In an earlier study led by Benjamin Ang in the psychiatry division of University College London, researchers examined the coverage of the serotonin theory of depression in a sample of highly cited and influential academic literature starting in 1990, when the serotonin theory was first popularized. They concluded that “during the period 1990-2010 there was considerable coverage of and support for the serotonin hypothesis of depression in the psychiatric and psychopharmacological literature.”
Whitaker makes the case that these facts constitute “the basis for a class action lawsuit: the psychiatric community long ago knew that the low-serotonin story of depression hadn’t panned out, yet the American Psychiatric Association, pharmaceutical companies, and scientific advisory councils told the public otherwise, and this created a societal belief in that false story.”

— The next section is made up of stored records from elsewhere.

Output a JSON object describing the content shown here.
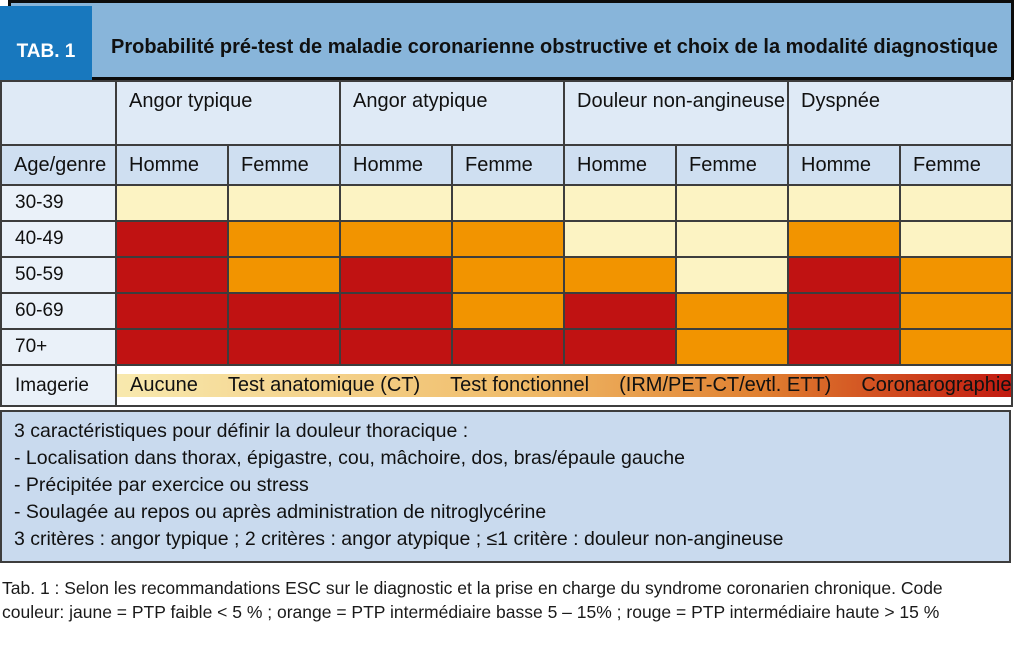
{
  "colors": {
    "yellow": "#fcf3c3",
    "orange": "#f29400",
    "red": "#c01212",
    "tab_box": "#1878be",
    "title_band": "#88b5da",
    "group_header_bg": "#dfeaf6",
    "sub_header_bg": "#cfdff1",
    "row_label_bg": "#eaf1f9",
    "notes_bg": "#c9daee",
    "grid_border": "#3d3d3d"
  },
  "header": {
    "tab_label": "TAB. 1",
    "title": "Probabilité pré-test de maladie coronarienne obstructive et choix de la modalité diagnostique"
  },
  "chart_data": {
    "type": "heatmap",
    "title": "Probabilité pré-test de maladie coronarienne obstructive et choix de la modalité diagnostique",
    "age_header": "Age/genre",
    "symptom_groups": [
      "Angor typique",
      "Angor atypique",
      "Douleur non-angineuse",
      "Dyspnée"
    ],
    "gender_headers": [
      "Homme",
      "Femme"
    ],
    "rows": [
      {
        "age": "30-39",
        "values": [
          "yellow",
          "yellow",
          "yellow",
          "yellow",
          "yellow",
          "yellow",
          "yellow",
          "yellow"
        ]
      },
      {
        "age": "40-49",
        "values": [
          "red",
          "orange",
          "orange",
          "orange",
          "yellow",
          "yellow",
          "orange",
          "yellow"
        ]
      },
      {
        "age": "50-59",
        "values": [
          "red",
          "orange",
          "red",
          "orange",
          "orange",
          "yellow",
          "red",
          "orange"
        ]
      },
      {
        "age": "60-69",
        "values": [
          "red",
          "red",
          "red",
          "orange",
          "red",
          "orange",
          "red",
          "orange"
        ]
      },
      {
        "age": "70+",
        "values": [
          "red",
          "red",
          "red",
          "red",
          "red",
          "orange",
          "red",
          "orange"
        ]
      }
    ],
    "legend": {
      "yellow": "PTP faible < 5 %",
      "orange": "PTP intermédiaire basse 5 – 15%",
      "red": "PTP intermédiaire haute > 15 %"
    },
    "imaging": {
      "label": "Imagerie",
      "options": [
        "Aucune",
        "Test anatomique (CT)",
        "Test fonctionnel",
        "(IRM/PET-CT/evtl. ETT)",
        "Coronarographie"
      ],
      "gradient": [
        "#f8e9ae",
        "#f0bc6a",
        "#e08030",
        "#c21a10"
      ]
    }
  },
  "notes": {
    "lines": [
      "3 caractéristiques pour définir la douleur thoracique :",
      "- Localisation dans thorax, épigastre, cou, mâchoire, dos, bras/épaule gauche",
      "- Précipitée par exercice ou stress",
      "- Soulagée au repos ou après administration de nitroglycérine",
      "3 critères : angor typique ; 2 critères : angor atypique ; ≤1 critère : douleur non-angineuse"
    ]
  },
  "caption": "Tab. 1 : Selon les recommandations ESC sur le diagnostic et la prise en charge du syndrome coronarien chronique. Code couleur: jaune = PTP faible < 5 % ;  orange = PTP intermédiaire basse 5 – 15% ; rouge = PTP intermédiaire haute > 15 %"
}
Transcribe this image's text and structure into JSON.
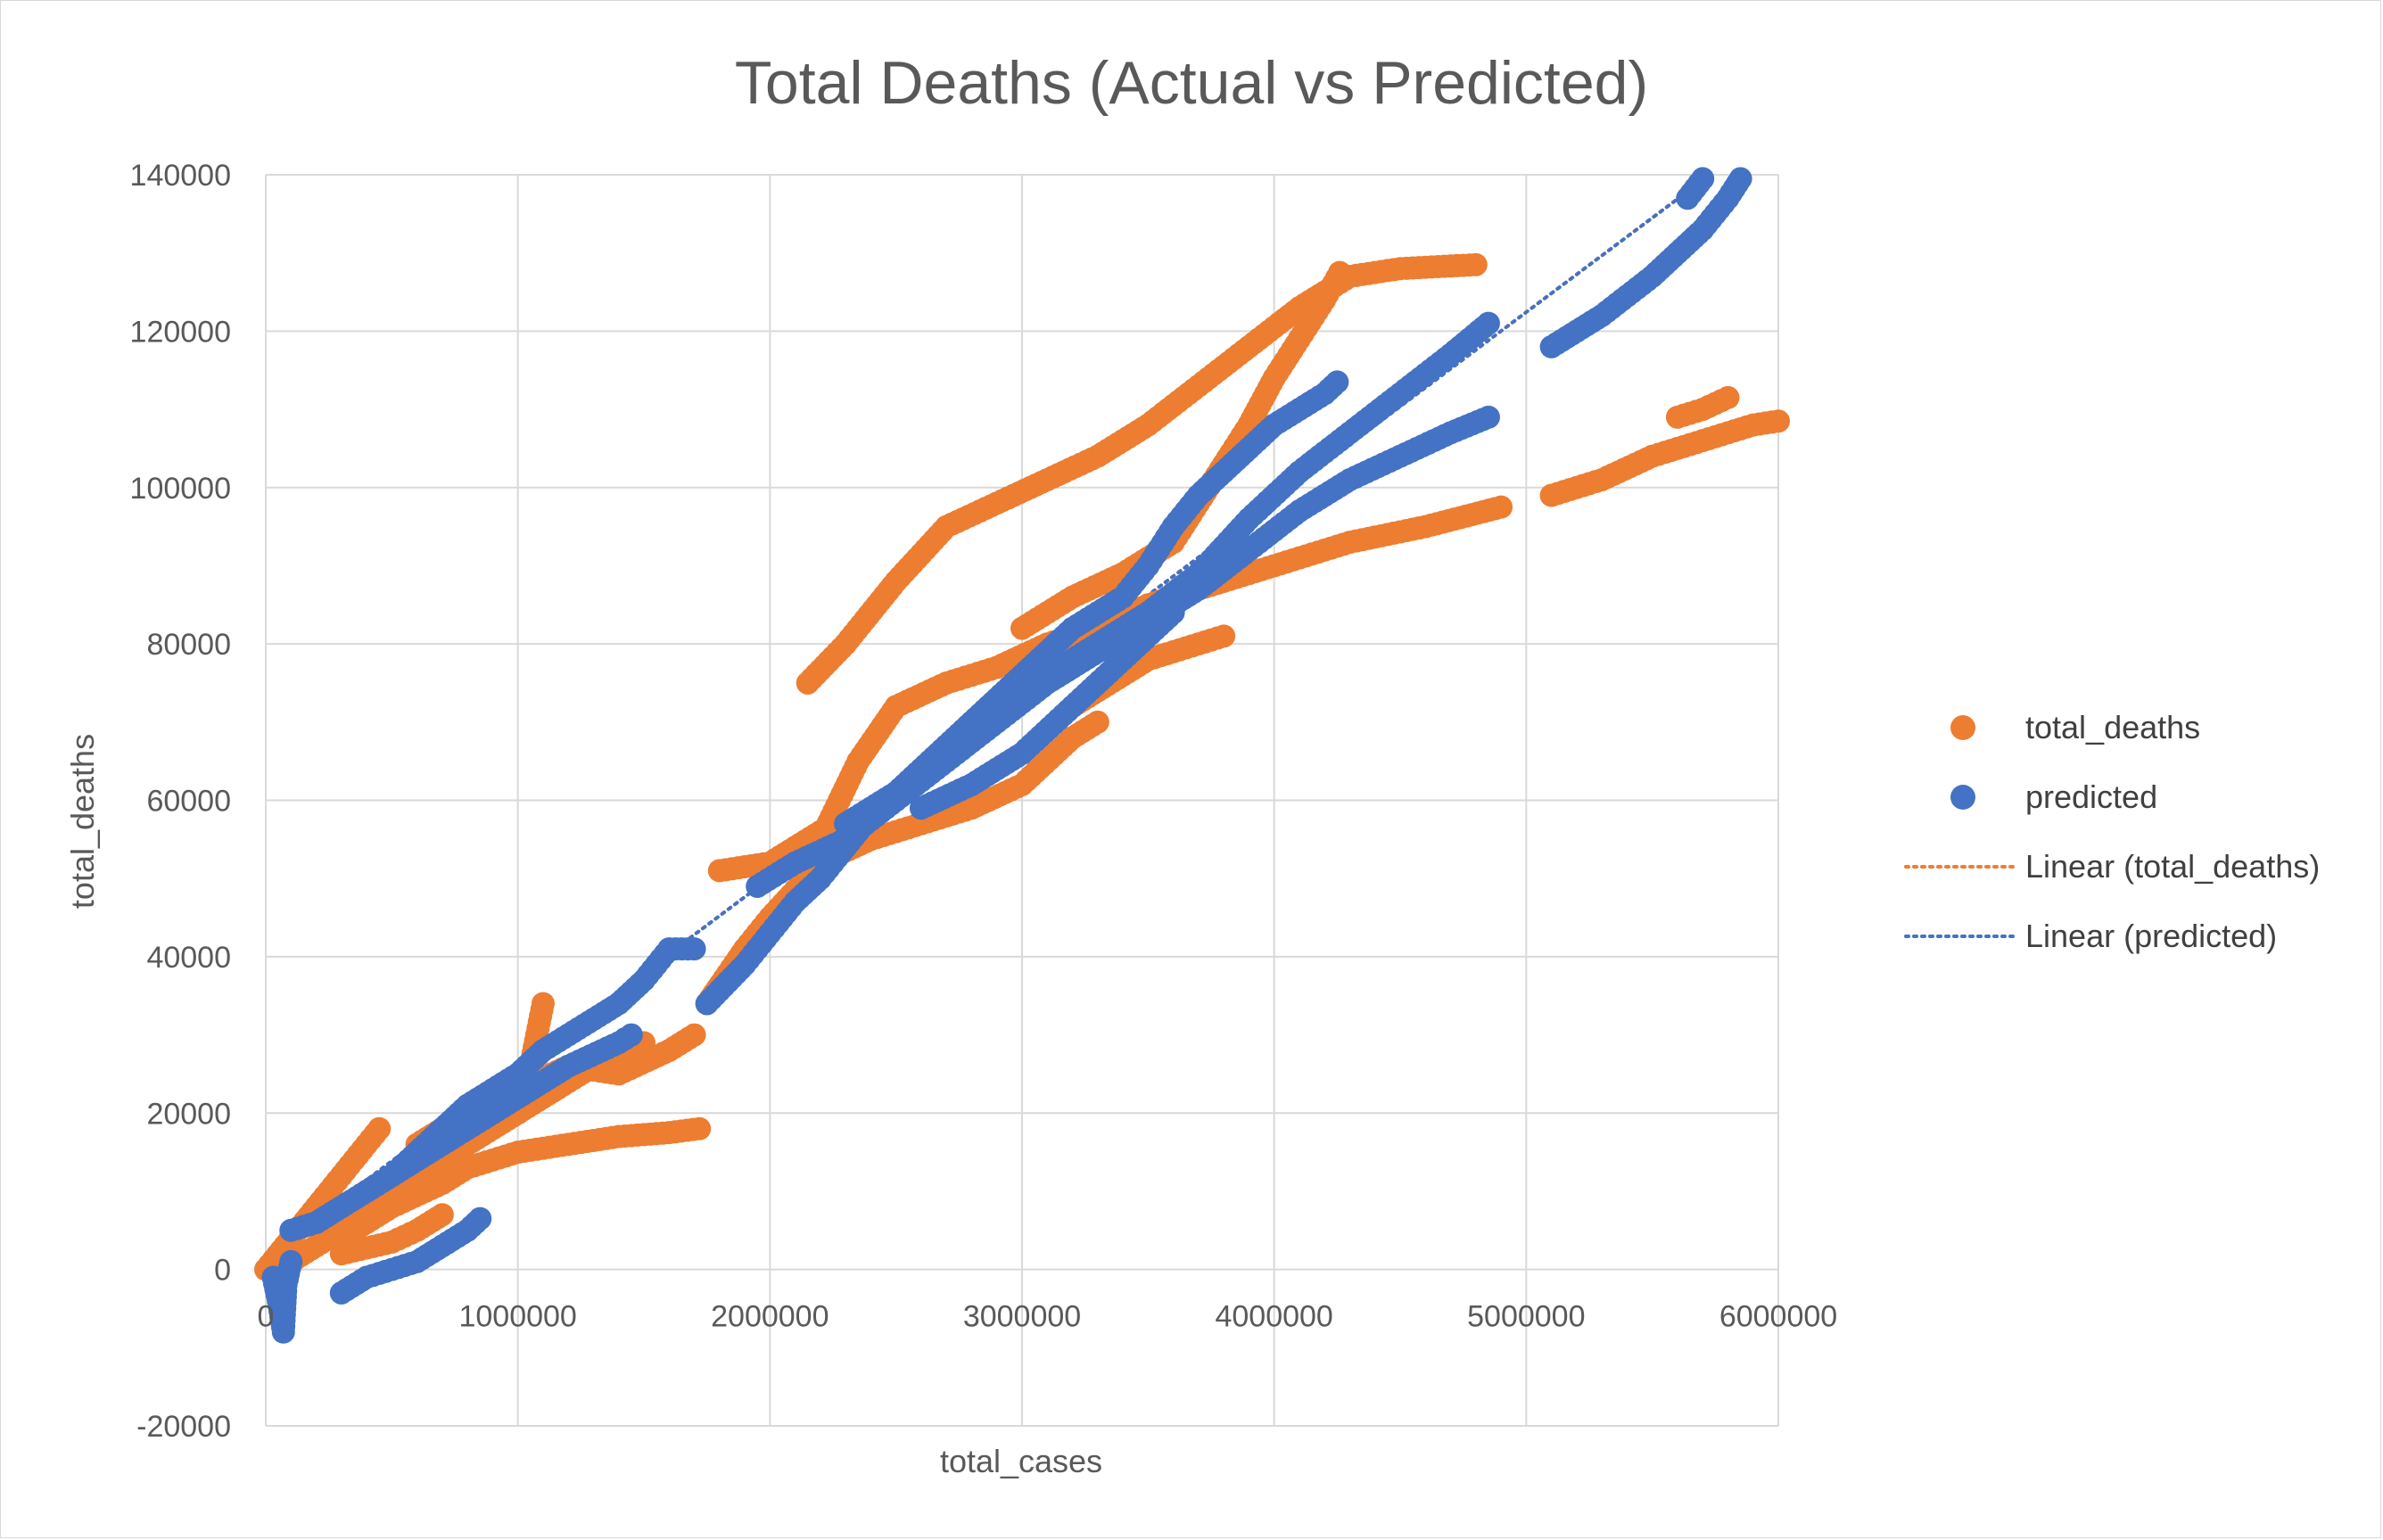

In a recent interview, psychiatrist Peter Breggin, M.D., who has been a medical expert in SSRI-related lawsuits, discusses not only the history of the fraud of the chemical imbalance theory and the clinical trials that have been “rigged” to produce outcomes favorable to the drug companies, but also the harm done to the individuals by taking antidepressants as a result of the chemical imbalance myth.
He explains SSRI antidepressants are “amphetamine-like and cocaine-like, and they produce insomnia, agitation, anxiety, psychosis, and crashing into depression, and violence associated with the amphetamine-like overstimulation effects.”
The adverse effects take a further toll on the individual over time. “In the long run, you lose your engagement with life, you lose your connectedness, you lose your depth of feeling,” he says. “You’ve been ruined.”
Those who want to stop taking antidepressants for any reason should do so only under a doctor’s supervision because of the risk of serious withdrawal symptoms, though doctors still have no clear guidance for how to taper patients off the drugs. A study of the incidence, severity and duration of antidepressant withdrawal effects concluded more than 56% of people who attempt to come off antidepressants experience withdrawal symptoms, with nearly half (46%) of them rating those symptoms as “severe.”
The Citizens Commission on Human Rights (CCHR) continues to raise public awareness on the lack of scientific proof of the chemical imbalance theory and the known harms of antidepressants and other psychiatric drugs, so that consumers and their physicians can make fully informed decisions about starting and stopping the drugs.
CCHR also recommends a complete physical examination with lab tests, nutritional and allergy screenings, and a review of all current medication to identify any physical causes of depression or other unwanted mental and emotional symptoms.
WARNING: Anyone wishing to discontinue or change the dose of an antidepressant or other behavioral drug is cautioned to do so only under the supervision of a physician because of potentially dangerous withdrawal symptoms.